I got the same error RuntimeError: element 0 of tensors does not require grad and does not have a grad_fn
with my code. My notebook here Finetune_open_clip_torch-peft-RandLoRA | Kaggle. I tried to fine-tune open-clip but not sure why I got the error although I enabled requires_grad of some parameters. It’s great if you can give me a hand and tell me what’s wrong with my code. Thanks
You could debug this issue by checking where you are detaching the forward activation in the model execution by printing the .grad_fn
at various places. This would allow you to narrow down the operation or module which is detaching the computation graph.

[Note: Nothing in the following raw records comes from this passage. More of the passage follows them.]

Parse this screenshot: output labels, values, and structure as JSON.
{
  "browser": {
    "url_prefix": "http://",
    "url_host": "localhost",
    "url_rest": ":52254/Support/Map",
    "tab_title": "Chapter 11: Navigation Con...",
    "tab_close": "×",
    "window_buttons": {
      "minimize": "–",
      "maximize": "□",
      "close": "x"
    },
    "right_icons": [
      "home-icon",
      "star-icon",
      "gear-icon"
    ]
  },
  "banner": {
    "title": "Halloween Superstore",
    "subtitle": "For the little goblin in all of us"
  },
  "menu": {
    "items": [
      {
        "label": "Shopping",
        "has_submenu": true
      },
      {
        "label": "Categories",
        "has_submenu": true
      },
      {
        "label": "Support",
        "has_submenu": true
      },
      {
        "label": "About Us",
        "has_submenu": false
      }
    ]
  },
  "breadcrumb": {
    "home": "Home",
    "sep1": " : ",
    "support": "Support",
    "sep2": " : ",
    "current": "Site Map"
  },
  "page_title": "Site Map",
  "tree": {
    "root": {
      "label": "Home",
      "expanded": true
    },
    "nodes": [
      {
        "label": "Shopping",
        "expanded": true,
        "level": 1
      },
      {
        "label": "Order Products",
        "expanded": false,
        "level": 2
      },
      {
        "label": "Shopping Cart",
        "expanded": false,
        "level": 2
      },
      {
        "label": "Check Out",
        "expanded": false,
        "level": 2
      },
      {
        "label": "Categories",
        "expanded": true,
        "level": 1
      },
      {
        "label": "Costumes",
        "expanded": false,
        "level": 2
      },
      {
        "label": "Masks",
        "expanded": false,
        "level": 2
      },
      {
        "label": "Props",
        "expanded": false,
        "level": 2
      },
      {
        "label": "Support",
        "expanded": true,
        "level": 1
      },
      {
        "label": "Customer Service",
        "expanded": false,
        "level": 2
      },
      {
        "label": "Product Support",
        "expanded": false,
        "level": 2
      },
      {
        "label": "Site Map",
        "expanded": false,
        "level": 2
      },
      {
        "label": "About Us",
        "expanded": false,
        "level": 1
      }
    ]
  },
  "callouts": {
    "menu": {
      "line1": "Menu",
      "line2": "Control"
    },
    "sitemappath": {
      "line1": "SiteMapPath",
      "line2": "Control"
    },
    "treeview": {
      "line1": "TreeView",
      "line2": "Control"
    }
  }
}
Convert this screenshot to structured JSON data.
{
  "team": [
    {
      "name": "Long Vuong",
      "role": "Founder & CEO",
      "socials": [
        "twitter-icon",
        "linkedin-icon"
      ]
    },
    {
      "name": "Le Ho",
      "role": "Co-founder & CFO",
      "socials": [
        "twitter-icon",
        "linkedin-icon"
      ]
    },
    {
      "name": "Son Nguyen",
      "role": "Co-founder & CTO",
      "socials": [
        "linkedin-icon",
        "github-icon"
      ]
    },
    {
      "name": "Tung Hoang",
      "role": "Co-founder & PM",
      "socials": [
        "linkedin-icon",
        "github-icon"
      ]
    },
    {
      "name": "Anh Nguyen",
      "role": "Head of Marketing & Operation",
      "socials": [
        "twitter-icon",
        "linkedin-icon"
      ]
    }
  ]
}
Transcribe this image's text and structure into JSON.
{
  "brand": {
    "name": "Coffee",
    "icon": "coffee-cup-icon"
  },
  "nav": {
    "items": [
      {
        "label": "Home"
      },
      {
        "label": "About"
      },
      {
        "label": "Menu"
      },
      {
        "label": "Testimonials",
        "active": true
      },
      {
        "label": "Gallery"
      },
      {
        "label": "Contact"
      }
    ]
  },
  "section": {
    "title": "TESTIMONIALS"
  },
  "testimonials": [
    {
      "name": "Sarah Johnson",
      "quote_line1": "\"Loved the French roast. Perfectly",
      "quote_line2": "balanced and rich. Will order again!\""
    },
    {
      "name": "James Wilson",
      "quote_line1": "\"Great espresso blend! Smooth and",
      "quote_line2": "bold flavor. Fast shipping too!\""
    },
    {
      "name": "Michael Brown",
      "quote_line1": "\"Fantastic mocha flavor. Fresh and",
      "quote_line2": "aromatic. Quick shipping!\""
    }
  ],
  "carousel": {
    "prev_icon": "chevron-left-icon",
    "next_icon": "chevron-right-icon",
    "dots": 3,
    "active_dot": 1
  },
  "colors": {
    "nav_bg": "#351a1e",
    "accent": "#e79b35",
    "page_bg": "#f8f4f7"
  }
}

Thanks for your quick response. I printed result.grad_fn
and found that it might be detached from the computation graph. The author of the RandLoRA
code already replied to me and updated the code. I did the same thing to print result.grad_fn
and this time it was attached to the computation graph.
If you don’t mind, could you do me a favor? After addressing this issue, I ran the training loop, but the loss remained unchanged and the model did not update or learn properly. The Linear
layer worked correctly but MultiheadAttention
did not work. You can produce my results by running the notebook. I appreciate your help. Thanks
Could you describe why you think the MHA layer does not work?
Hi @ptrblck, When running the training loop, after each epoch, the loss and accuracy were almost unchanged. I inspected the weights of Lora, which were changed somehow, but eventually, it almost did not affect or improve the model’s performance. So I think MHA might not work. It’s weird to me. I’m not sure what’s wrong with the code.
I think you’re trying to call .backward()
on a tensor that does not track gradients, i.e., it has requires_grad=False
and does not originate from any differentiable computation.
Make sure:
- LoRA-injected layers have
requires_grad=True
- Model outputs go into a loss function (like
nn.CrossEntropyLoss
) - The tensor you call
.backward()
on is part of the computation graph